La presunzione legale di inoperatività si fonda sulla massima di esperienza per la quale non vi e’, di norma, effettività di impresa senza una continuità minima nei ricavi (Cass. Sez. 5, 10/3/2017, n. 6195, in motivazione) ed ha carattere relativo. In particolare, secondo la L. n. 724 del 1994, art. 30, comma 1, una società si considera non operativa se la somma di ricavi, incrementi di rimanenze e altri proventi (esclusi quelli straordinari) imputati nel conto economico è inferiore a un ricavo presunto, calcolato, attraverso il c.d. test di operatività, applicando determinati coefficienti percentuali al valore degli asset patrimoniali intestati alla società.

5.3. Tale presunzione può essere vinta mediante la dimostrazione, il cui onere grava sul contribuente, di situazioni oggettive – ossia non dipendenti da una scelta consapevole dell’imprenditore – che abbiano reso impossibile il conseguimento del volume minimo di ricavi o di reddito determinato secondo i predetti parametri.

Come già chiarito da questa Corte, la normativa, contrariamente a quanto ritiene la ricorrente, non dà adito a dubbi di legittimità costituzionale, poiché, rispondendo a fini antielusivi, è funzionale alla realizzazione piena del principio di capacità contributiva, posto che l’esigenza di coniugare l’equilibrio nel riparto del carico fiscale e il diritto di difesa del contribuente appare sufficientemente garantita dagli strumenti del contraddittorio e della necessaria motivazione puntuale della condotta elusiva nell’avviso di accertamento (Cass., sez. 5, 20/04/2018, n. 9852).
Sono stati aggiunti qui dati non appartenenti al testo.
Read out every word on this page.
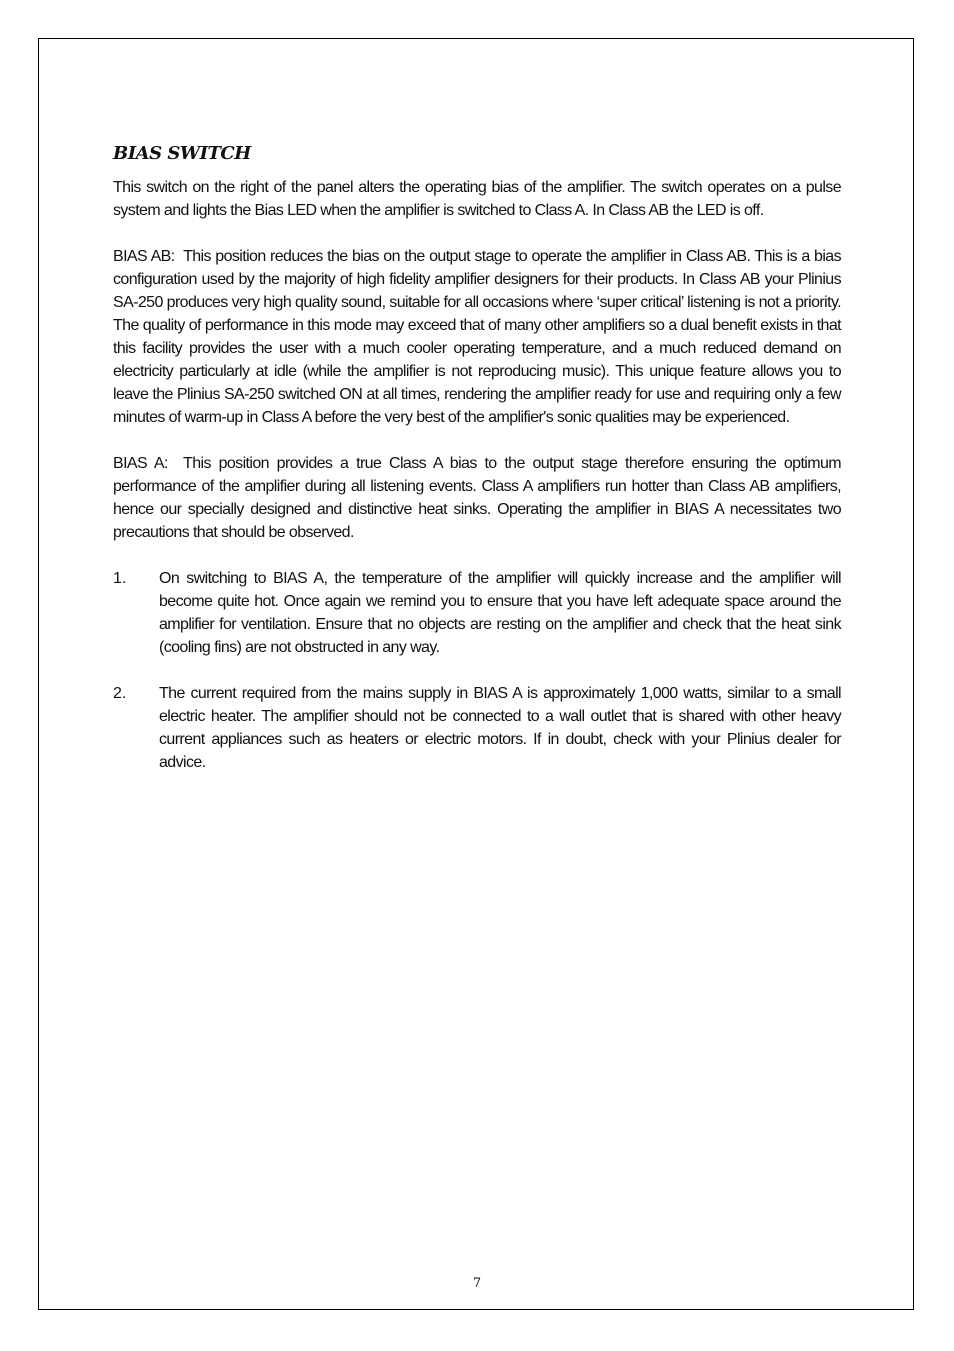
BIAS SWITCH

This switch on the right of the panel alters the operating bias of the amplifier. The switch operates on a pulse system and lights the Bias LED when the amplifier is switched to Class A. In Class AB the LED is off.

BIAS AB: This position reduces the bias on the output stage to operate the amplifier in Class AB. This is a bias configuration used by the majority of high fidelity amplifier designers for their products. In Class AB your Plinius SA-250 produces very high quality sound, suitable for all occasions where ‘super critical’ listening is not a priority. The quality of performance in this mode may exceed that of many other amplifiers so a dual benefit exists in that this facility provides the user with a much cooler operating temperature, and a much reduced demand on electricity particularly at idle (while the amplifier is not reproducing music). This unique feature allows you to leave the Plinius SA-250 switched ON at all times, rendering the amplifier ready for use and requiring only a few minutes of warm-up in Class A before the very best of the amplifier's sonic qualities may be experienced.

BIAS A: This position provides a true Class A bias to the output stage therefore ensuring the optimum performance of the amplifier during all listening events. Class A amplifiers run hotter than Class AB amplifiers, hence our specially designed and distinctive heat sinks. Operating the amplifier in BIAS A necessitates two precautions that should be observed.

1. On switching to BIAS A, the temperature of the amplifier will quickly increase and the amplifier will become quite hot. Once again we remind you to ensure that you have left adequate space around the amplifier for ventilation. Ensure that no objects are resting on the amplifier and check that the heat sink (cooling fins) are not obstructed in any way.

2. The current required from the mains supply in BIAS A is approximately 1,000 watts, similar to a small electric heater. The amplifier should not be connected to a wall outlet that is shared with other heavy current appliances such as heaters or electric motors. If in doubt, check with your Plinius dealer for advice.

7
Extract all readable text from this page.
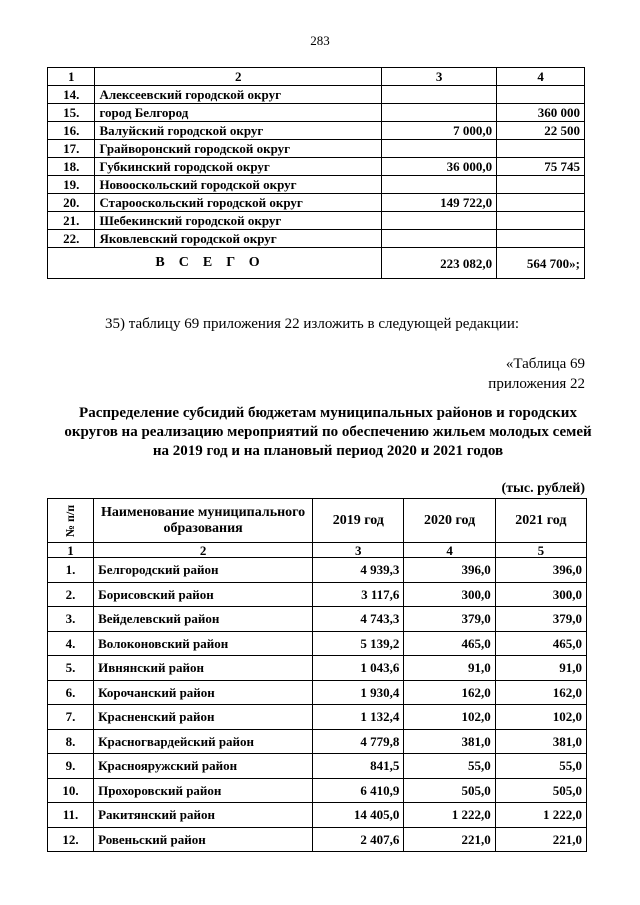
283
1	2	3	4
14.	Алексеевский городской округ		
15.	город Белгород		360 000
16.	Валуйский городской округ	7 000,0	22 500
17.	Грайворонский городской округ		
18.	Губкинский городской округ	36 000,0	75 745
19.	Новооскольский городской округ		
20.	Старооскольский городской округ	149 722,0	
21.	Шебекинский городской округ		
22.	Яковлевский городской округ		
ВСЕГО		223 082,0	564 700»;
35) таблицу 69 приложения 22 изложить в следующей редакции:
«Таблица 69
приложения 22
Распределение субсидий бюджетам муниципальных районов и городских округов на реализацию мероприятий по обеспечению жильем молодых семей на 2019 год и на плановый период 2020 и 2021 годов
(тыс. рублей)
№ п/п	Наименование муниципального образования	2019 год	2020 год	2021 год
1	2	3	4	5
1.	Белгородский район	4 939,3	396,0	396,0
2.	Борисовский район	3 117,6	300,0	300,0
3.	Вейделевский район	4 743,3	379,0	379,0
4.	Волоконовский район	5 139,2	465,0	465,0
5.	Ивнянский район	1 043,6	91,0	91,0
6.	Корочанский район	1 930,4	162,0	162,0
7.	Красненский район	1 132,4	102,0	102,0
8.	Красногвардейский район	4 779,8	381,0	381,0
9.	Краснояружский район	841,5	55,0	55,0
10.	Прохоровский район	6 410,9	505,0	505,0
11.	Ракитянский район	14 405,0	1 222,0	1 222,0
12.	Ровеньский район	2 407,6	221,0	221,0
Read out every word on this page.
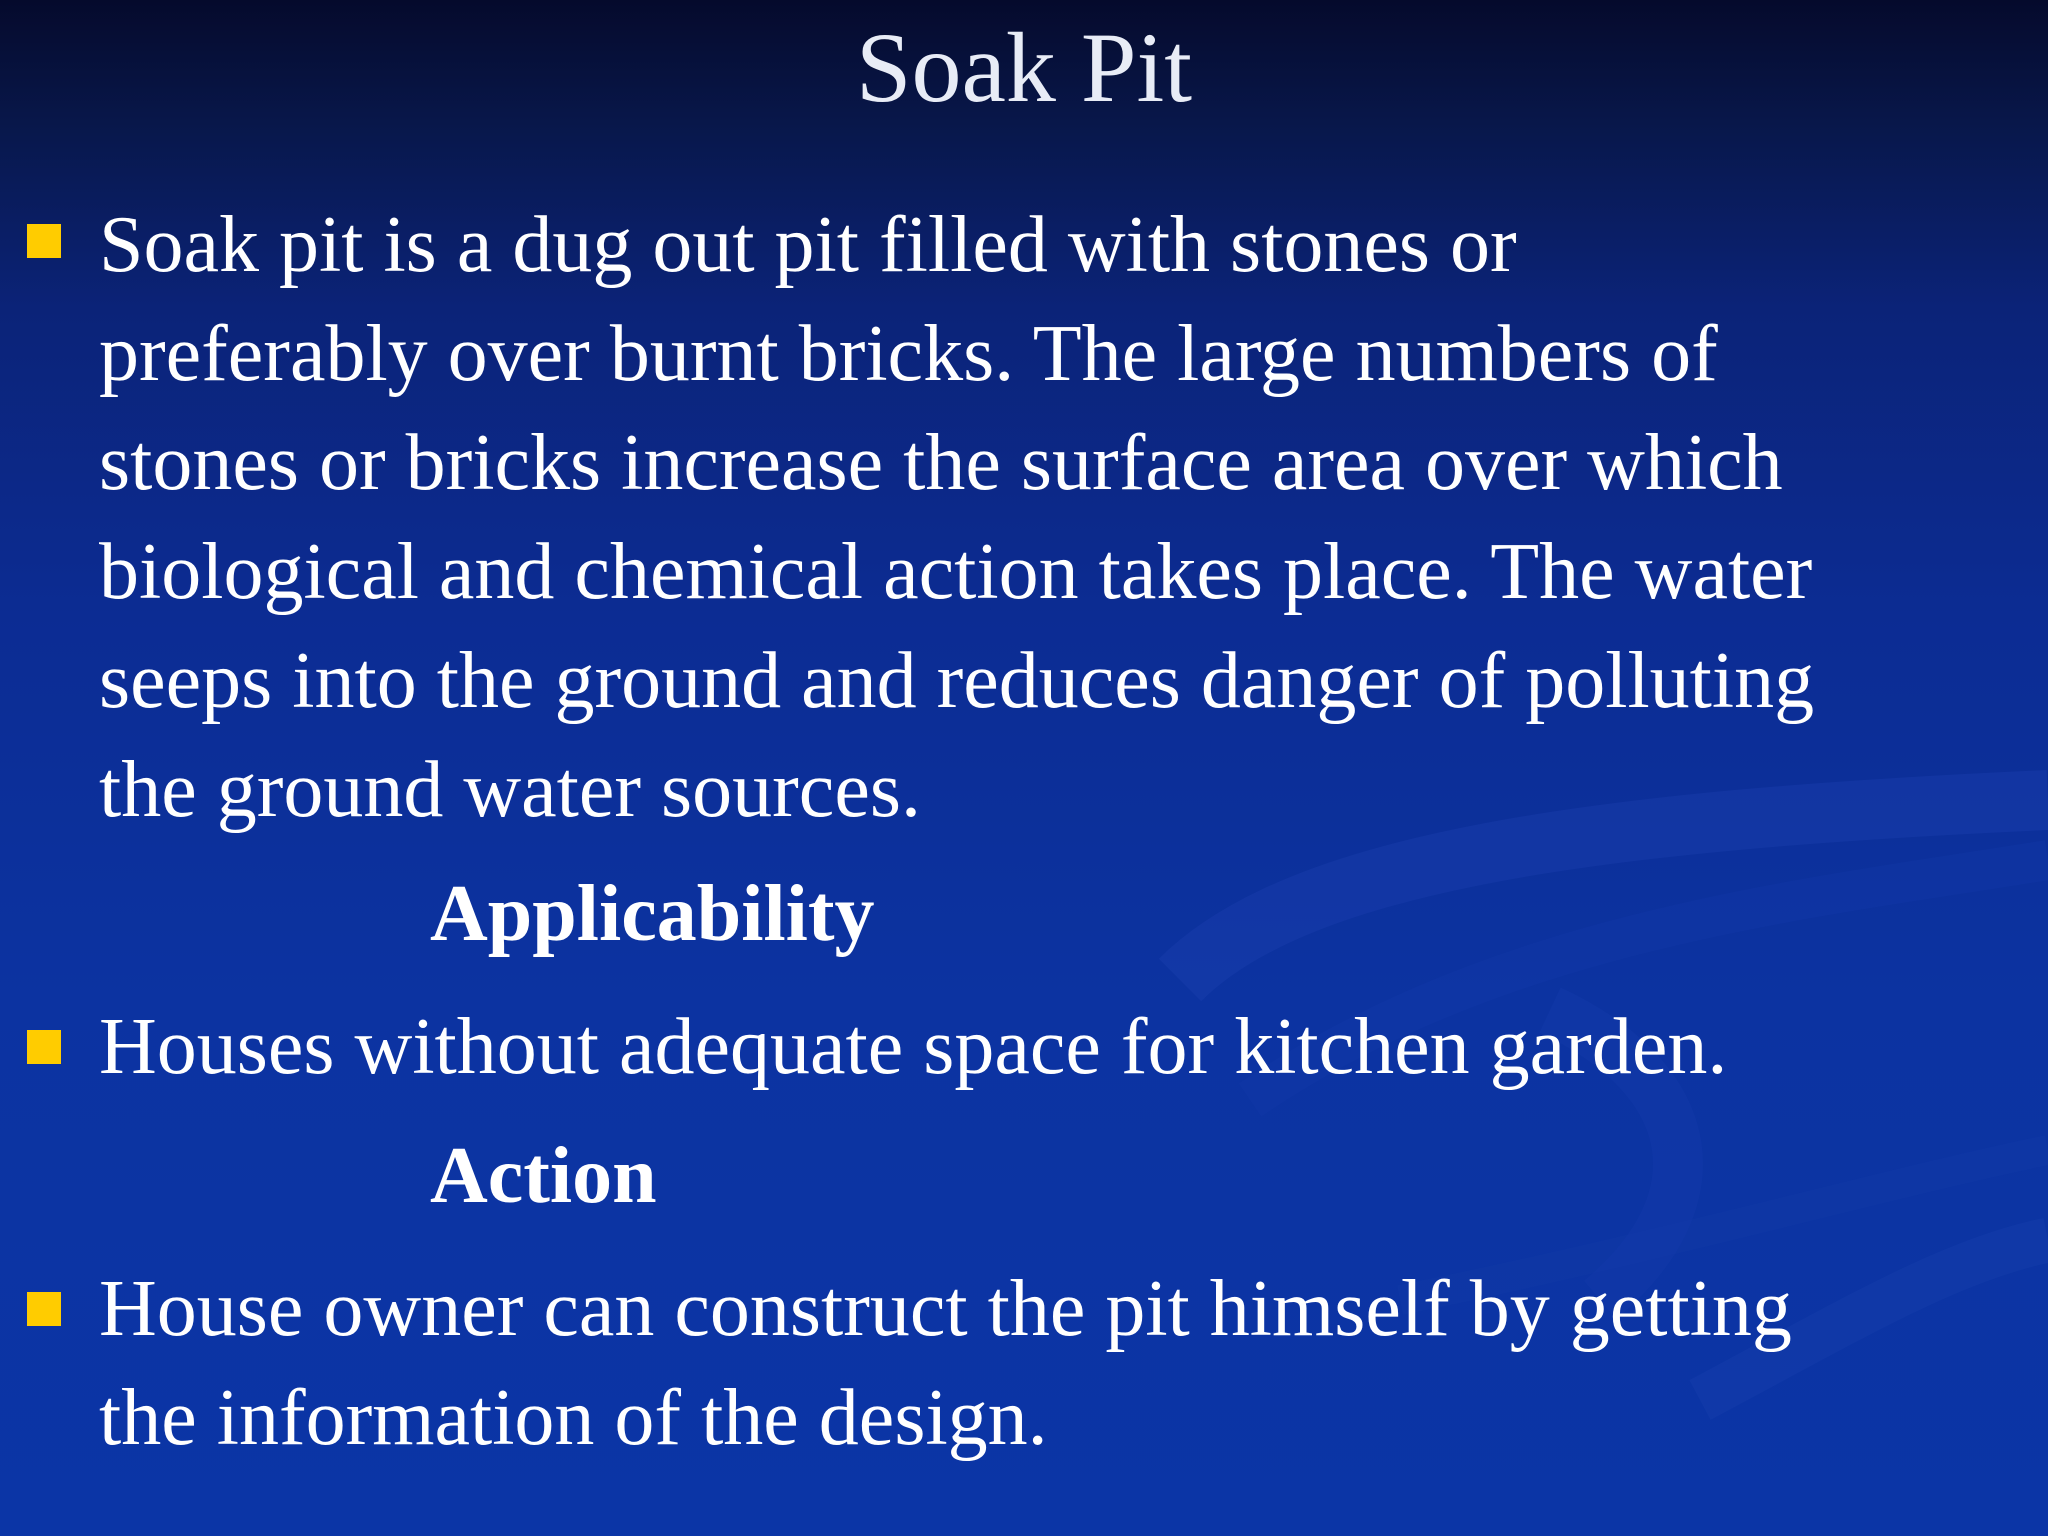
Soak Pit

Soak pit is a dug out pit filled with stones or
preferably over burnt bricks. The large numbers of
stones or bricks increase the surface area over which
biological and chemical action takes place. The water
seeps into the ground and reduces danger of polluting
the ground water sources.

Applicability

Houses without adequate space for kitchen garden.

Action

House owner can construct the pit himself by getting
the information of the design.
5.4. Nel caso di specie, la Commissione regionale, con accertamento in fatto non scrutinabile in sede di legittimità, ha escluso che lo studio elaborato dalla società di revisione KPGM, peraltro solo richiamato, ma non allegato al ricorso, costituisse prova idonea a dimostrare che il mancato raggiungimento dei ricavi minimi fosse imputabile a condizioni oggettive impeditive, trattandosi di “indagine compiuta su un campione vasto e variegato di società”, di per sé non sufficiente a superare l’inidoneità economica degli indici presi a riferimento dall’Ufficio finanziario.

Con la doglianza in esame, genericamente illustrata, la contribuente non fa che ribadire la validità ed importanza dello studio condotto dalla società di revisione, evidenziando che dallo stesso emergerebbero indici costituenti oggettive situazioni che avrebbero reso impossibile il conseguimento dei ricavi, ma tale assunto difensivo, difettando di adeguati riscontri documentali, come correttamente rilevato dai giudici regionali, non consente di ritenere superata la presunzione di inoperatività contestata dall’Agenzia delle entrate.

6. Conclusivamente, il ricorso va rigettato.

Nulla deve disporsi in merito alle spese di lite, in assenza di attività difensiva della parte resistente.

P.Q.M.

rigetta il ricorso.

Ai sensi del D.P.R. n. 115 del 2002, art. 13, comma 1-quater, dà atto della sussistenza dei presupposti per il versamento, da parte della ricorrente principale, dell’ulteriore importo a titolo di contributo unificato pari a quello dovuto per il ricorso principale, a norma dello stesso art. 13, comma 1-bis, se dovuto.

Così deciso in Roma, nella Camera di consiglio, il 11 giugno 2021.